Cennet nedir?

Genel olarak tamamlanmışlık hali olarak cevaplamak istiyorum. Bu soyut cevabın, Kur'an-ı Kerim'de anlatılanlarla ilişkisi uzaktan, tabii ki altından ırmaklar akan, sere serpe bahçelerde yuvarlandığımız bir cennetin de nihai kastı, dünyada eksik olan ne varsa, orada bulacaksınız ve böyle olunca, tamamlanmışlık hali ama bu da, sanki, nimetleri vererek değil, eksiklik hissini alarak yaşanan bir cennet gibi duruyor.

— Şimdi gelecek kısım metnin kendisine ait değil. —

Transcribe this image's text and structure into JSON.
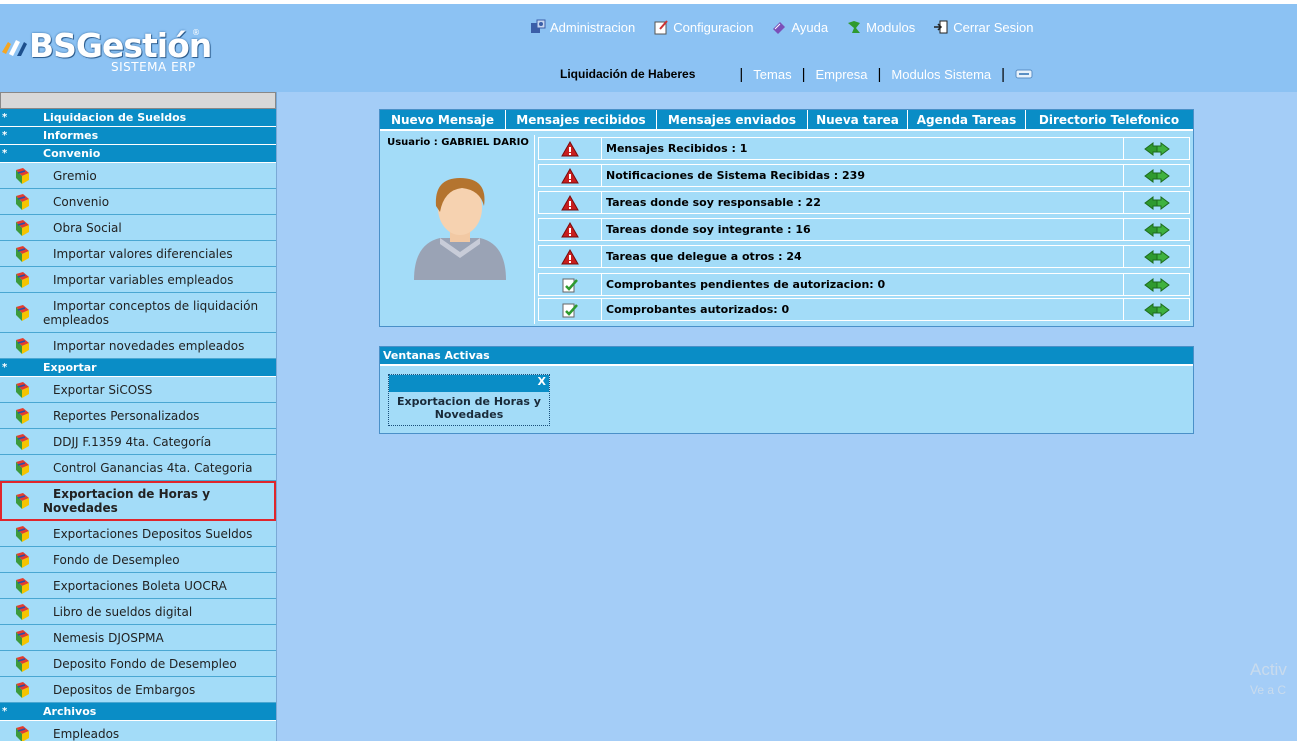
{
  "brand": {
    "name": "BSGestión",
    "registered": "®",
    "subtitle": "SISTEMA ERP"
  },
  "topnav": [
    {
      "label": "Administracion",
      "icon": "admin-icon"
    },
    {
      "label": "Configuracion",
      "icon": "config-icon"
    },
    {
      "label": "Ayuda",
      "icon": "help-icon"
    },
    {
      "label": "Modulos",
      "icon": "modules-icon"
    },
    {
      "label": "Cerrar Sesion",
      "icon": "logout-icon"
    }
  ],
  "subnav": {
    "current": "Liquidación de Haberes",
    "sep": "|",
    "temas": "Temas",
    "empresa": "Empresa",
    "modulos_sistema": "Modulos Sistema",
    "extra_icon": "keyboard-icon"
  },
  "sidebar": {
    "star": "*",
    "sections": {
      "liquidacion": "Liquidacion de Sueldos",
      "informes": "Informes",
      "convenio": "Convenio",
      "exportar": "Exportar",
      "archivos": "Archivos"
    },
    "convenio_items": [
      "Gremio",
      "Convenio",
      "Obra Social",
      "Importar valores diferenciales",
      "Importar variables empleados",
      "Importar conceptos de liquidación empleados",
      "Importar novedades empleados"
    ],
    "exportar_items": [
      "Exportar SiCOSS",
      "Reportes Personalizados",
      "DDJJ F.1359 4ta. Categoría",
      "Control Ganancias 4ta. Categoria",
      "Exportacion de Horas y Novedades",
      "Exportaciones Depositos Sueldos",
      "Fondo de Desempleo",
      "Exportaciones Boleta UOCRA",
      "Libro de sueldos digital",
      "Nemesis DJOSPMA",
      "Deposito Fondo de Desempleo",
      "Depositos de Embargos"
    ],
    "archivos_items": [
      "Empleados"
    ]
  },
  "messages": {
    "tabs": [
      "Nuevo Mensaje",
      "Mensajes recibidos",
      "Mensajes enviados",
      "Nueva tarea",
      "Agenda Tareas",
      "Directorio Telefonico"
    ],
    "user_label": "Usuario : GABRIEL DARIO",
    "rows": [
      {
        "text": "Mensajes Recibidos : 1",
        "status": "warning"
      },
      {
        "text": "Notificaciones de Sistema Recibidas : 239",
        "status": "warning"
      },
      {
        "text": "Tareas donde soy responsable : 22",
        "status": "warning"
      },
      {
        "text": "Tareas donde soy integrante : 16",
        "status": "warning"
      },
      {
        "text": "Tareas que delegue a otros : 24",
        "status": "warning"
      },
      {
        "text": "Comprobantes pendientes de autorizacion: 0",
        "status": "ok"
      },
      {
        "text": "Comprobantes autorizados: 0",
        "status": "ok"
      }
    ]
  },
  "active_windows": {
    "title": "Ventanas Activas",
    "close": "X",
    "window_title": "Exportacion de Horas y Novedades"
  },
  "watermark": {
    "line1": "Activ",
    "line2": "Ve a C"
  },
  "colors": {
    "header": "#8cc2f3",
    "section": "#0a8dc6",
    "item": "#a3dcf8",
    "selected_outline": "#e0262c",
    "page_bg": "#a4cdf7"
  }
}
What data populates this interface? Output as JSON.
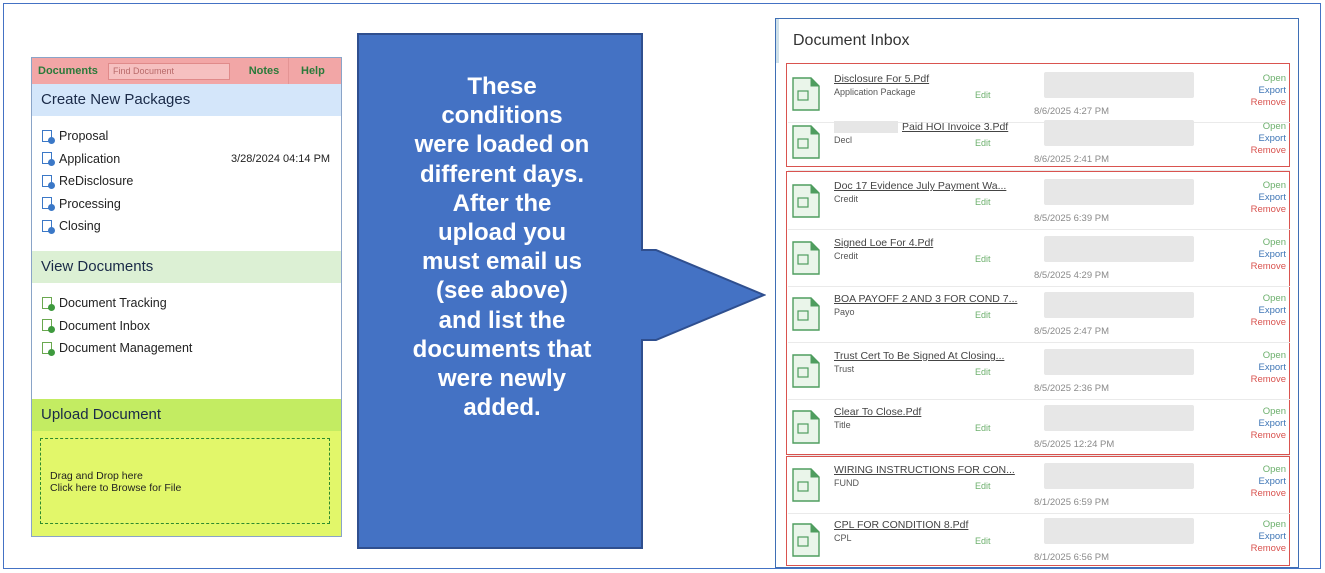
{
  "left_panel": {
    "header": {
      "documents_label": "Documents",
      "find_placeholder": "Find Document",
      "notes_label": "Notes",
      "help_label": "Help"
    },
    "create_section": {
      "title": "Create New Packages",
      "items": [
        {
          "label": "Proposal",
          "date": ""
        },
        {
          "label": "Application",
          "date": "3/28/2024 04:14 PM"
        },
        {
          "label": "ReDisclosure",
          "date": ""
        },
        {
          "label": "Processing",
          "date": ""
        },
        {
          "label": "Closing",
          "date": ""
        }
      ]
    },
    "view_section": {
      "title": "View Documents",
      "items": [
        {
          "label": "Document Tracking"
        },
        {
          "label": "Document Inbox"
        },
        {
          "label": "Document Management"
        }
      ]
    },
    "upload_section": {
      "title": "Upload Document",
      "line1": "Drag and Drop here",
      "line2": "Click here to Browse for File"
    }
  },
  "arrow": {
    "text": "These conditions were loaded on different days. After the upload you must email us (see above) and list the documents that were newly added.",
    "lines": [
      "These",
      "conditions",
      "were loaded on",
      "different days.",
      "After the",
      "upload you",
      "must email us",
      "(see above)",
      "and list the",
      "documents that",
      "were newly",
      "added."
    ],
    "fill_color": "#4472c4",
    "stroke_color": "#2f4f8f"
  },
  "document_inbox": {
    "title": "Document Inbox",
    "actions": {
      "open": "Open",
      "export": "Export",
      "remove": "Remove",
      "edit": "Edit"
    },
    "rows": [
      {
        "name": "Disclosure For 5.Pdf",
        "type": "Application Package",
        "date": "8/6/2025 4:27 PM"
      },
      {
        "name": "Paid HOI Invoice 3.Pdf",
        "type": "Decl",
        "date": "8/6/2025 2:41 PM"
      },
      {
        "name": "Doc 17 Evidence July Payment Wa...",
        "type": "Credit",
        "date": "8/5/2025 6:39 PM"
      },
      {
        "name": "Signed Loe For 4.Pdf",
        "type": "Credit",
        "date": "8/5/2025 4:29 PM"
      },
      {
        "name": "BOA PAYOFF 2 AND 3 FOR COND 7...",
        "type": "Payo",
        "date": "8/5/2025 2:47 PM"
      },
      {
        "name": "Trust Cert To Be Signed At Closing...",
        "type": "Trust",
        "date": "8/5/2025 2:36 PM"
      },
      {
        "name": "Clear To Close.Pdf",
        "type": "Title",
        "date": "8/5/2025 12:24 PM"
      },
      {
        "name": "WIRING INSTRUCTIONS FOR CON...",
        "type": "FUND",
        "date": "8/1/2025 6:59 PM"
      },
      {
        "name": "CPL FOR CONDITION 8.Pdf",
        "type": "CPL",
        "date": "8/1/2025 6:56 PM"
      }
    ]
  },
  "colors": {
    "frame": "#4472c4",
    "group_border": "#d9534f",
    "header_pink": "#f2a6a6",
    "section_blue": "#d4e6fa",
    "section_green": "#dcf0d4",
    "section_lime": "#c3ec62"
  }
}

Nadiren rüyalarımı ziyaret eden dedemle tekrar sohbet edebilmeyi isterim, babama soracağım sorular var, eski zamanlarda yarım kalmış oyunları bitirmek isterim, okuyamadığım tüm kitapları okumak, kainatla ilgili merak ettiklerimi öğrenmek... Bu hayallerin bir gün gerçek olabileceğini düşünmek, hayatımı kolaylaştırıyor.

Yine de bir eksiklik var.

O da şu: Ben bu hayalleri bu dünya içinde görüyorum. Babamı çocukluğumun belli safhasında, dedemi 24 yaşımda kaybettim, bu insanlarla alacak verecek davalarımın hepsi bu dünyaya ilişkin. Bana babamı, benimle aynı yaşta, bir akran, bir arkadaş olarak geri verecek bir cennet mi, yoksa, benim çocuk, onun büyük olduğu bir cennet mi? İkincisini isterim tabii ki.

O halde bu eksiklik hissi aslında dünyevi bir eksiklik. Öldükten sonra önemi olacak bir eksiklik değil belki de. 24 yaşında eksikliğini hissettiğim pek çok şeyin artık önemi kalmadı, dedem müstesna, belki öldükten sonra onun eksikliğinin de bir önemi kalmayacak.

Böyle uzun uzun isim listeleri oluşturup, öte dünyada bunlarla bir arada olmayı dilemek yerine, tüm eksiklik hissini benden al diye dua etmek daha güzel görünüyor. Sonsuza kadar, anında temin edilse dahi, bir şeyleri arzulayarak yaşamak istemiyorum, sen benden razı ol ve içimdeki bu eksiklik ateşini söndür.